REPUBLIKA.CO.ID, JAKARTA -- Sekretaris Jenderal Transparency International Indonesia (TII) Dadang Trisasongko menyatakan kasus proyek KTP-El menjadi bukti bahwa masih terdapat proyek pengadaan yang dilakukan secara tertutup. Karena itu, dokumen kontrak antara pemerintah dan swasta dalam pengerjaan proyek pemerintah harus dibuka kepada publik.
"Produk akhir dari proyek pengadaan adalah kontrak antara pemerintah dan perusahaan. Nah, sebaiknya dokumen kontraknya itu enggak boleh menjadi dokumen rahasia untuk dua pihak itu saja. Harusnya dibuka, harusnya menjadi dokumen publik," kata dia di Jakarta, Selasa (7/3).
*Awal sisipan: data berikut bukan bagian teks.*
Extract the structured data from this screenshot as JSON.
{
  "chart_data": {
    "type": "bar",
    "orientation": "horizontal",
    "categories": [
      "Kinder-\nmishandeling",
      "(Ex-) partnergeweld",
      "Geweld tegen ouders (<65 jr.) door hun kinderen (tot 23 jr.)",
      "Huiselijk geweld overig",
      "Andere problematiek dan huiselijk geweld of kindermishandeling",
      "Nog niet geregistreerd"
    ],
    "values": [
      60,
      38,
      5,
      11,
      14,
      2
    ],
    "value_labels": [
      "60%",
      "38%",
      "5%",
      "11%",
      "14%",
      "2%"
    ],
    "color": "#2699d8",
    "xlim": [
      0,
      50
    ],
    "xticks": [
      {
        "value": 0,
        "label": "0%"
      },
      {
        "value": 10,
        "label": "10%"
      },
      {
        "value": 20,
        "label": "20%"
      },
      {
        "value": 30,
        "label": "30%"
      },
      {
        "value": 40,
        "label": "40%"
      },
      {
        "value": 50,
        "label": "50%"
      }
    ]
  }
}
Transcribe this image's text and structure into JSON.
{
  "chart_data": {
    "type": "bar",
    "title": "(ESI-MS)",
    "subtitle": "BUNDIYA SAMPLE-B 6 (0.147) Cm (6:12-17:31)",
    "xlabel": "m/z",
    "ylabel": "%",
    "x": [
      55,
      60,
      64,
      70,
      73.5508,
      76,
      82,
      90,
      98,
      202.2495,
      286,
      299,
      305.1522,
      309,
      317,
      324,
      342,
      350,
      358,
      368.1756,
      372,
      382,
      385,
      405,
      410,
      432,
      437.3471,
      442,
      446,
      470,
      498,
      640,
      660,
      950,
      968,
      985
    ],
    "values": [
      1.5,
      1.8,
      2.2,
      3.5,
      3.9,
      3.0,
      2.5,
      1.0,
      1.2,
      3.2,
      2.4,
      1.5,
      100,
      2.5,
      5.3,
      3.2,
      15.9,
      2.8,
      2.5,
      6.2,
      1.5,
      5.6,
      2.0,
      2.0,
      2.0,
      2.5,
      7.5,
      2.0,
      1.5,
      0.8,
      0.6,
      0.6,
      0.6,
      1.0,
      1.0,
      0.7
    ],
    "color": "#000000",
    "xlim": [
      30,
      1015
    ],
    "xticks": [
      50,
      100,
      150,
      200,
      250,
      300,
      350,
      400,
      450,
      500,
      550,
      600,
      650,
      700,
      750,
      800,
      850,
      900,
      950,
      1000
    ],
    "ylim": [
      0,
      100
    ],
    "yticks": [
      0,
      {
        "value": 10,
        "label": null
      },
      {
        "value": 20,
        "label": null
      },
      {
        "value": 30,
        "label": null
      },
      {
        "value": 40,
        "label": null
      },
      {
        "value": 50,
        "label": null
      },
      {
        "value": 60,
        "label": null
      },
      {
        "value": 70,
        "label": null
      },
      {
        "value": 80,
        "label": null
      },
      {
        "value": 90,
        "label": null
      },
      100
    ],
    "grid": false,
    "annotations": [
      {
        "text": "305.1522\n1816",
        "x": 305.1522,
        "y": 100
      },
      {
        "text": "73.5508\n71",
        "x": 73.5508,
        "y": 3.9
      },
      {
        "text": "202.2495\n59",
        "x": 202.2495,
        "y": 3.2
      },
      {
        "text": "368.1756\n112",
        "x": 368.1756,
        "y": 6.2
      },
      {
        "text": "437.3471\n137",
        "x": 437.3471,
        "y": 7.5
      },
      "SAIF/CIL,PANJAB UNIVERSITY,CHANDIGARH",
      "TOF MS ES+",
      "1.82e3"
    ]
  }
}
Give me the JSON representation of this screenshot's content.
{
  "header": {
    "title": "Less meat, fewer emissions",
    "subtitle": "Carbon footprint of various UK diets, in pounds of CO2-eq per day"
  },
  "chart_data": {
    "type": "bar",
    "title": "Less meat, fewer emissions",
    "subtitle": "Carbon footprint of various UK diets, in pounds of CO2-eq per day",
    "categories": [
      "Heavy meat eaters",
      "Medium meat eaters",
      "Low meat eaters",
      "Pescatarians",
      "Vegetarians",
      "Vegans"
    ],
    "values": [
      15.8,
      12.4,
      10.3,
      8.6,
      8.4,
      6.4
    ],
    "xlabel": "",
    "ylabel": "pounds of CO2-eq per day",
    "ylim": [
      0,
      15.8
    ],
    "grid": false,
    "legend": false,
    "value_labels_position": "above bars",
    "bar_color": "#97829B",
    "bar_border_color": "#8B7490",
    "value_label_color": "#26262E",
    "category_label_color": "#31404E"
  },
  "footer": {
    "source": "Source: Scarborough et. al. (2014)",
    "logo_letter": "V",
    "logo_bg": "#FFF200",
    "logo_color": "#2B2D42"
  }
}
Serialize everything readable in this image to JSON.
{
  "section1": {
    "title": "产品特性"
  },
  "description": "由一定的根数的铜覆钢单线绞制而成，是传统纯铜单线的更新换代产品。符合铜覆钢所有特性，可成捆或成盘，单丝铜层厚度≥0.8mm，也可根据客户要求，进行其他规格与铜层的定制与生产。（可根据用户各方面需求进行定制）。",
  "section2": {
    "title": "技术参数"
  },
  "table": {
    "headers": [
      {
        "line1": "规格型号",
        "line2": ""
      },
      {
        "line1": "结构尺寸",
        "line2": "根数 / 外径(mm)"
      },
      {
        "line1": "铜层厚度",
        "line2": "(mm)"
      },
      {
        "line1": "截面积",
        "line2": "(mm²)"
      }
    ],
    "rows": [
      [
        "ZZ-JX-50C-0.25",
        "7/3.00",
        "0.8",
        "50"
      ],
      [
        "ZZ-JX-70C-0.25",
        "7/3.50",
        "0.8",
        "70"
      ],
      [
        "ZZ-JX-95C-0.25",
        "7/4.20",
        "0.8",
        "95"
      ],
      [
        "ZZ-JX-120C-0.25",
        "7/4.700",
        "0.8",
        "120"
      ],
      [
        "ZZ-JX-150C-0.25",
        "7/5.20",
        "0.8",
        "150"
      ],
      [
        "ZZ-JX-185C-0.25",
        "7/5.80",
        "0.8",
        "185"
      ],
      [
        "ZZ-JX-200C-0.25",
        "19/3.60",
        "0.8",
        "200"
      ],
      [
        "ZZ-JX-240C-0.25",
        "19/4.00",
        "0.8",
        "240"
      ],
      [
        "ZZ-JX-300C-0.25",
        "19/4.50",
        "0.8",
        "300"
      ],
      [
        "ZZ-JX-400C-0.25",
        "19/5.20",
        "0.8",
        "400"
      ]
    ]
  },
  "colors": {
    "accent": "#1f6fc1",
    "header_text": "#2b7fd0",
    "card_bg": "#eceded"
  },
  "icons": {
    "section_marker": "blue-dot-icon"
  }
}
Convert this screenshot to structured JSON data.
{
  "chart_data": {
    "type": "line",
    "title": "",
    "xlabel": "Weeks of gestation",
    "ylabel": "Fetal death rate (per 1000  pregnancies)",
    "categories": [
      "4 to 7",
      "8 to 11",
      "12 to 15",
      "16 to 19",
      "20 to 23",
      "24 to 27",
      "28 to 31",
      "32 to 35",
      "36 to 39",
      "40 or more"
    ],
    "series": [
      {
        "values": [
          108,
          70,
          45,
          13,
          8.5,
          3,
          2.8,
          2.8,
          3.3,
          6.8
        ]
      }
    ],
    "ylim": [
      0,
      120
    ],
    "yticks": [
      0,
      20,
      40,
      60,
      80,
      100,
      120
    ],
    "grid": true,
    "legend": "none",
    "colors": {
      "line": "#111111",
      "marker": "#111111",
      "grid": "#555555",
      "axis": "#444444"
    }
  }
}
Dengan begitu, publik bisa ikut mengawasi jalannya proyek yang dijalankan pemerintah dan pihak swasta. Publik dalam hal ini juga bisa mengetahui lebih detil soal proyek tersebut. Misalnya berapa nilai proyek itu, siapa pelaksananya, dan berapa harga materialnya.
Jika ini dilakukan, banyak orang yang akan pikir ulang untuk bermain-main dalam proyek. Sebab, publik akan melihat dan dapat ikut memantau.
"Selama ini kontrak terhadap suatu proyek itu ada yang masih bersifat tertutup, rahasia. Dan, kasus KTP-El ini bukti bahwa masih ada proyek yang dilakukan secara tertutup," ujar dia.
Dadang mengakui, proyek besar sejak lama memang selalu menjadi banjakan bagi para politisi. Karena, sistem pengadaan yang ada sekarang masih bisa ditembus oleh pihak-pihak yang ingin "memainkan" proyek.
Modus permainan dalam suatu proyek pengadaan, ada dua kemungkinan. Pertama penggelembungan nilai proyek, kedua yakni bagi-bagi uang kepada pemangku kebijakan. Bahkan, lanjut dia, korupsi politik itu modusnya sudah ada sejak di perencanaan, dan bukan pada proses lelangnya.
"Lelangnya mungkin sudah sesuai Keppres, itu sudah bagus. Mereka tidak bermain di situ, mereka bermain di belakang. Bahkan ketika menentukan KTP-El sebagai pilihan yang akan dikorup, itu sudah terpikir di awal. Di perencanaan, mereka sudah dapat berapa-berapanya. Kalau perlu, bikin perusahaan, banyak juga perusahaan yang tiba-tiba ada. Jadi mereka sudah desain sejak awal," tutur dia.
Kasus pengadaan proyek E-KTP telah merugikan keuangan negara hingga Rp 2,3 triliun dari total proyek senilai Rp 5,9 triliun. Besarnya indikasi kerugian negara akibat perkara proyek E-KTP ini membuat KPK terus berupaya melakukan pengembalian kerugian negara tersebut.
Tebal berkas yang dilimpahkan untuk tersangka Sugiharto mencapai 13 ribu lembar. Saksi yang diperiksa untuknya, yakni 294 orang dan lima ahli.
Sedangkan berkas perkara untuk tersangka Irman, mencapai 11 ribu lembar, dengan total 173 saksi dan lima ahli. Di dakwaan nanti, KPK akan menyebutkan konstruksi besar termasuk juga informasi krusial terkait indikasi aliran dana perkara ini.